Shinsuke Sato is coming from live-action filmmaking, so my role was to adapt and expand his ideas into the animation medium and to supervise the animation team, as the movie director may not necessarily be in the studio all the time. I joined the production when the script was almost completed, so the first step was to share with Sato-san our mutual visions. We had long brainstorming sessions in order to be sure that I would proceed in the direction he envisioned, and that he agreed on what I had in mind to put into the movie myself. We exchanged our ideas on everything. How to make the story more gripping and compelling? How should the characters look like? What should the island be like? And so on.

For instance, I have added most of the action scenes you can see in the second half of the movie, and I gave more space to Cotton, Haruka's stuffed animal, that I designed myself.
Most of all, I convinced Sato-san to add the scene when Haruka and Teo watch the memories inside the mirror. When I saw the final result, I was glad I'd been so persistent.
After all these modifications, I drew the storyboard, a tool that can be described as the movie's blueprint. From that point, I had meetings with each section of the production team. We decided the lighting and camera angle for each scene, how the characters were supposed to move, the visual effects, the colours and so on.

The island itself is one of the most astounding visual creations in the movie, with literally thousands of objects meticulously combined together.

So you had a creative part both in the story and the artistic part of the production, right?
I guess you can say so. I also made rough concept designs for the island, as I wanted it to fit with the story concept. I studied hundreds of pictures of various buildings and castles from all over the world, and I was strongly inspired by Japanese artist Shusaku Arakawa. I visited his Site of Reversible Destiny - Yoro Park in Gifu Prefecture, an amazing place were absolutely ordinary objects are disposed in an absolutely un-ordinary fashion within an environment that has no straight lines or plain surfaces. I imagined that the island inhabitants used objects conceived in the human world to build things according to their sensitiveness, in a quite original interpretation of what they saw in the place they took them. And since the island conceptual design was fundamental to this project, I was determined to keep the same style and atmosphere in each scene and detail. However, this ended up with me drawing the background art boards for about 1000 scenes. The background art boards are the reference drawings used by the background artists. When everybody in the studio left, I was still at my desk drawing, sometimes till the next morning...

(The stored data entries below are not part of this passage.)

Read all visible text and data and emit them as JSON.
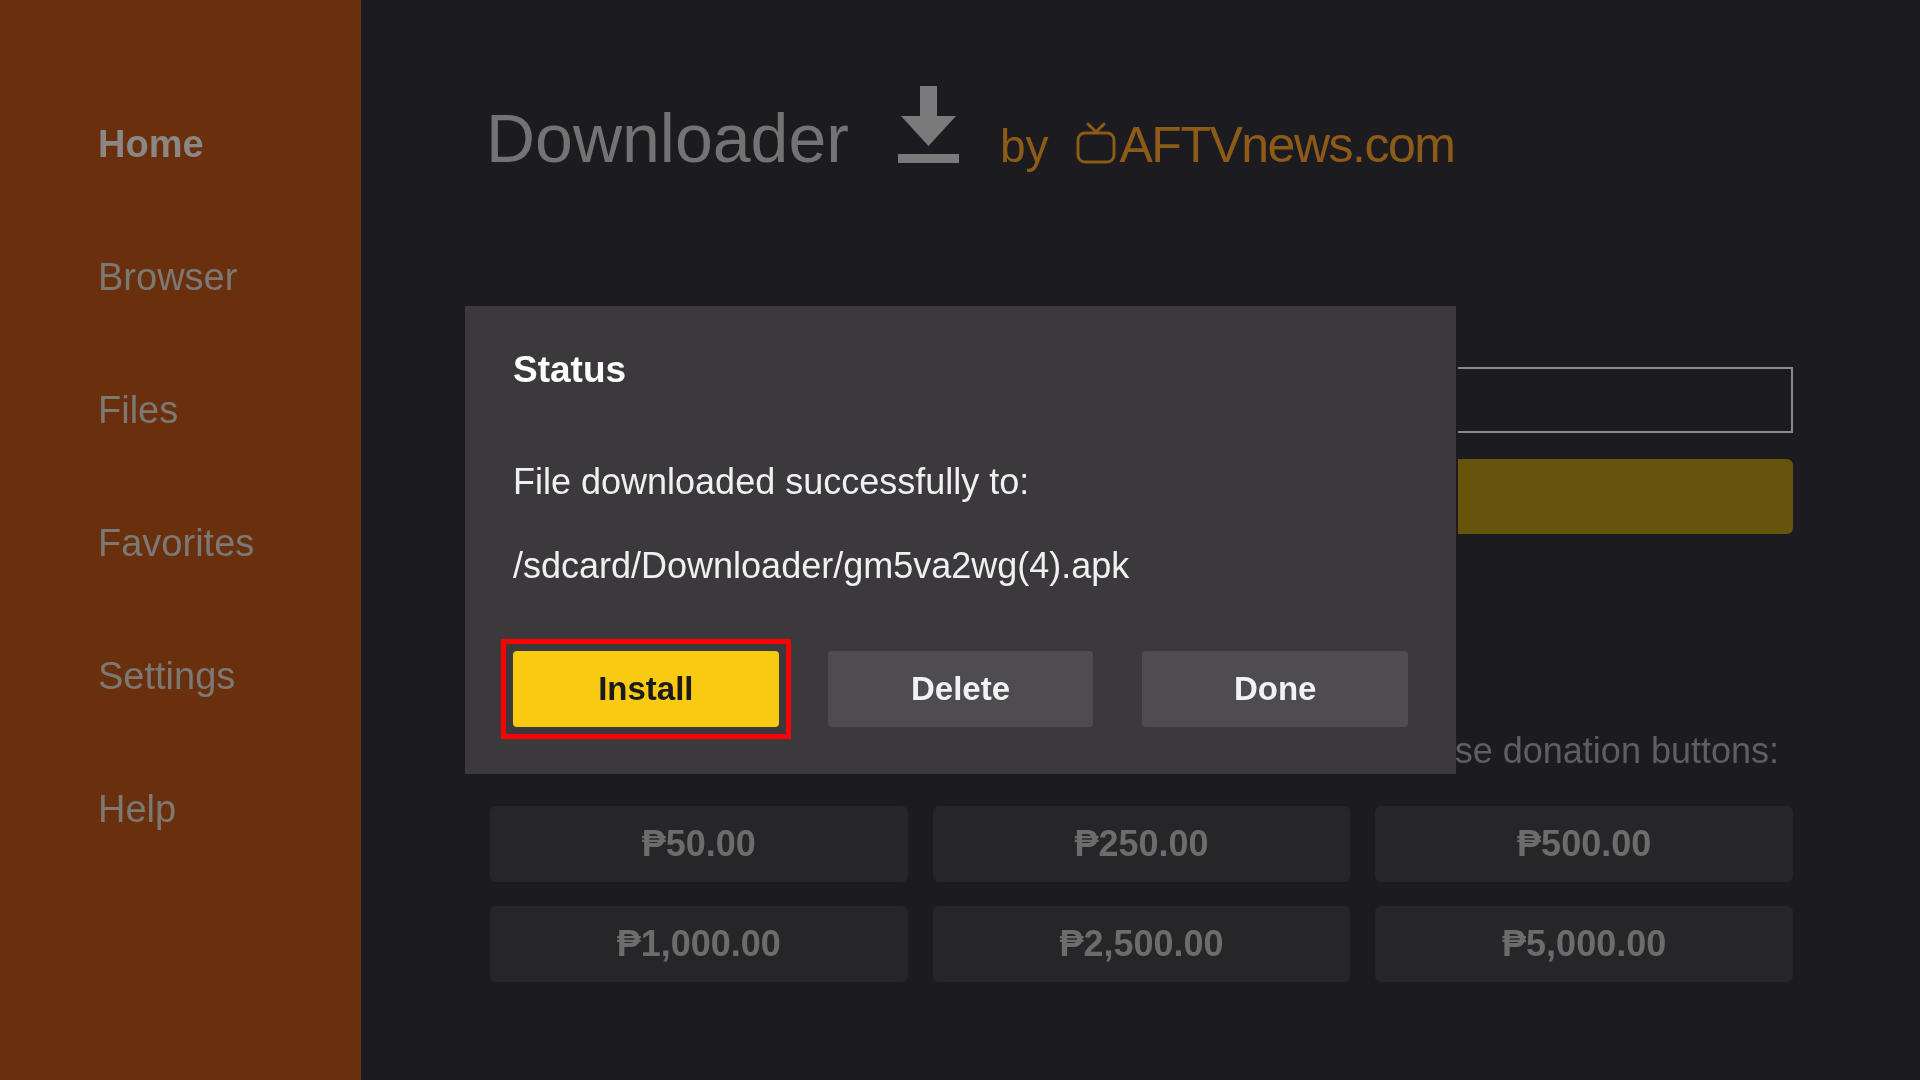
{
  "sidebar": {
    "items": [
      {
        "label": "Home",
        "selected": true
      },
      {
        "label": "Browser",
        "selected": false
      },
      {
        "label": "Files",
        "selected": false
      },
      {
        "label": "Favorites",
        "selected": false
      },
      {
        "label": "Settings",
        "selected": false
      },
      {
        "label": "Help",
        "selected": false
      }
    ]
  },
  "header": {
    "title": "Downloader",
    "byline": "by",
    "brand": "AFTVnews.com"
  },
  "donation_prompt": "se donation buttons:",
  "donation_buttons": [
    "₱50.00",
    "₱250.00",
    "₱500.00",
    "₱1,000.00",
    "₱2,500.00",
    "₱5,000.00"
  ],
  "dialog": {
    "title": "Status",
    "message": "File downloaded successfully to:",
    "path": "/sdcard/Downloader/gm5va2wg(4).apk",
    "buttons": [
      {
        "label": "Install",
        "focused": true,
        "highlighted": true
      },
      {
        "label": "Delete",
        "focused": false,
        "highlighted": false
      },
      {
        "label": "Done",
        "focused": false,
        "highlighted": false
      }
    ]
  }
}
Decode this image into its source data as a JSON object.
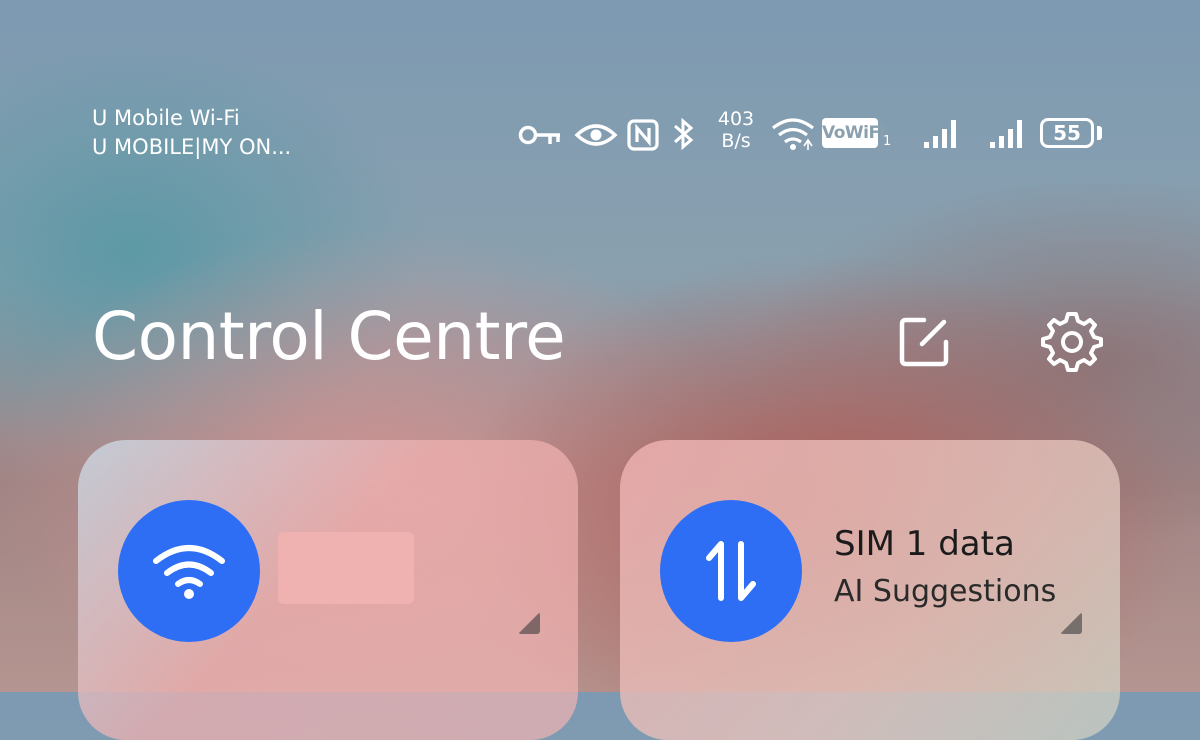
{
  "status_bar": {
    "network_name": "U Mobile Wi-Fi",
    "carrier": "U MOBILE|MY ON...",
    "speed_value": "403",
    "speed_unit": "B/s",
    "vowifi_label": "VoWiFi",
    "vowifi_sim": "1",
    "battery_level": "55",
    "icons": [
      "vpn-key-icon",
      "eye-icon",
      "nfc-icon",
      "bluetooth-icon",
      "wifi-icon",
      "signal-icon",
      "signal-icon",
      "battery-icon"
    ]
  },
  "header": {
    "title": "Control Centre",
    "edit_icon": "edit-icon",
    "settings_icon": "gear-icon"
  },
  "tiles": [
    {
      "title": "",
      "subtitle": "",
      "icon": "wifi-icon",
      "accent": "#2e6ef5"
    },
    {
      "title": "SIM 1 data",
      "subtitle": "AI Suggestions",
      "icon": "data-transfer-icon",
      "accent": "#2e6ef5"
    }
  ]
}
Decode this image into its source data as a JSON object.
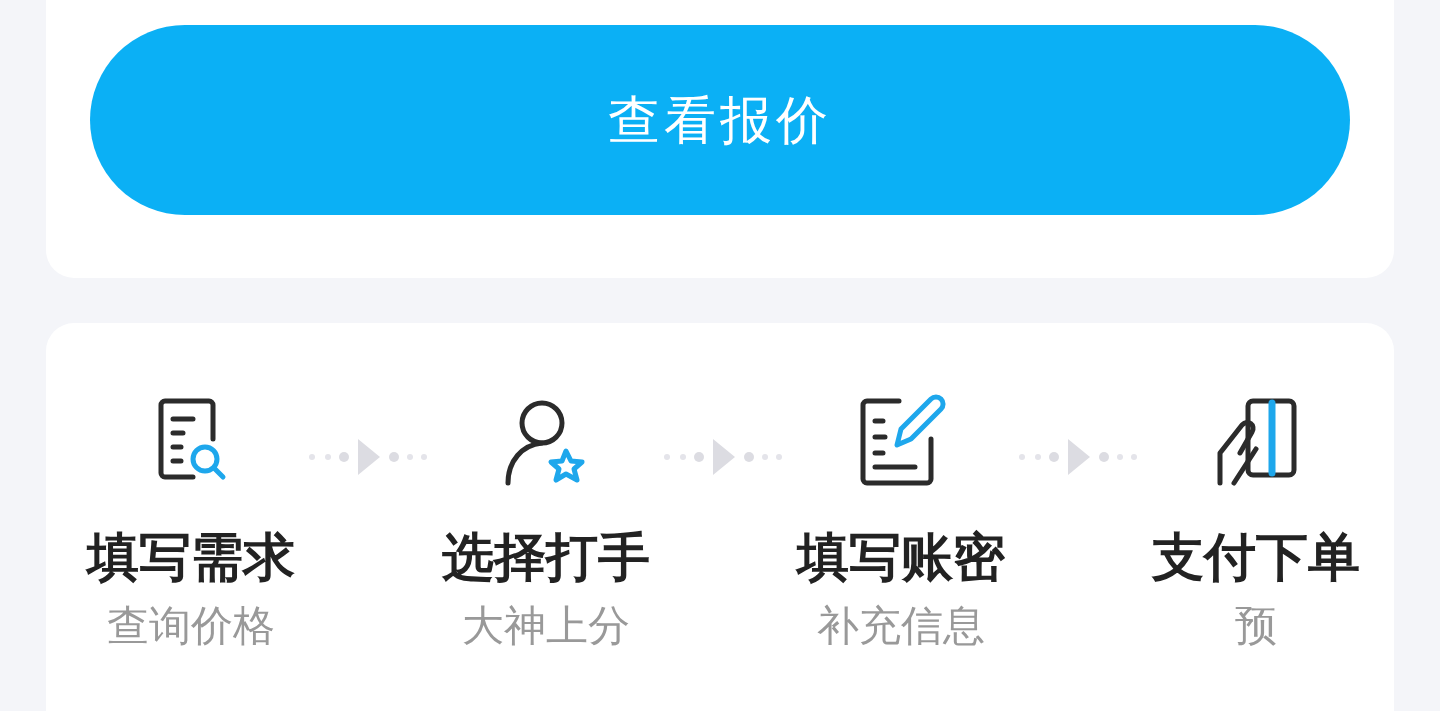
{
  "quote_button": {
    "label": "查看报价"
  },
  "steps": [
    {
      "kind": "search-doc",
      "title": "填写需求",
      "subtitle": "查询价格"
    },
    {
      "kind": "person-star",
      "title": "选择打手",
      "subtitle": "大神上分"
    },
    {
      "kind": "doc-pencil",
      "title": "填写账密",
      "subtitle": "补充信息"
    },
    {
      "kind": "hand-card",
      "title": "支付下单",
      "subtitle": "预"
    }
  ]
}
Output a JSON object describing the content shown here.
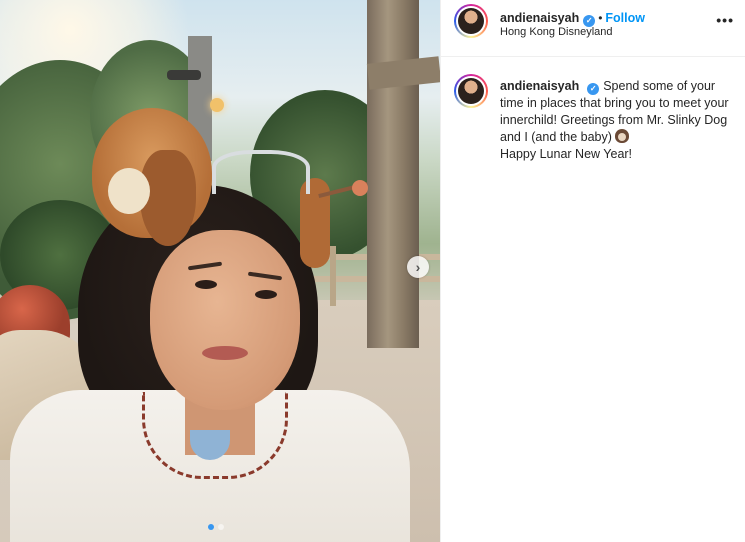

The island landscape is an amazingly detailed kaleidoscope of objects of all kind. Did you help decide what should be included?
I wanted people of any generation to feel nostalgic about what they saw on the island, so we used many object from very different periods. As a first step, we asked the staff to gather all kind of old toys, electric appliances, cars, cans, bottles, flyers, books and magazines. Then we selected those we thought could work to build the island landscape. There are so many objects in any background, that one may just spend weeks trying to locate all of them!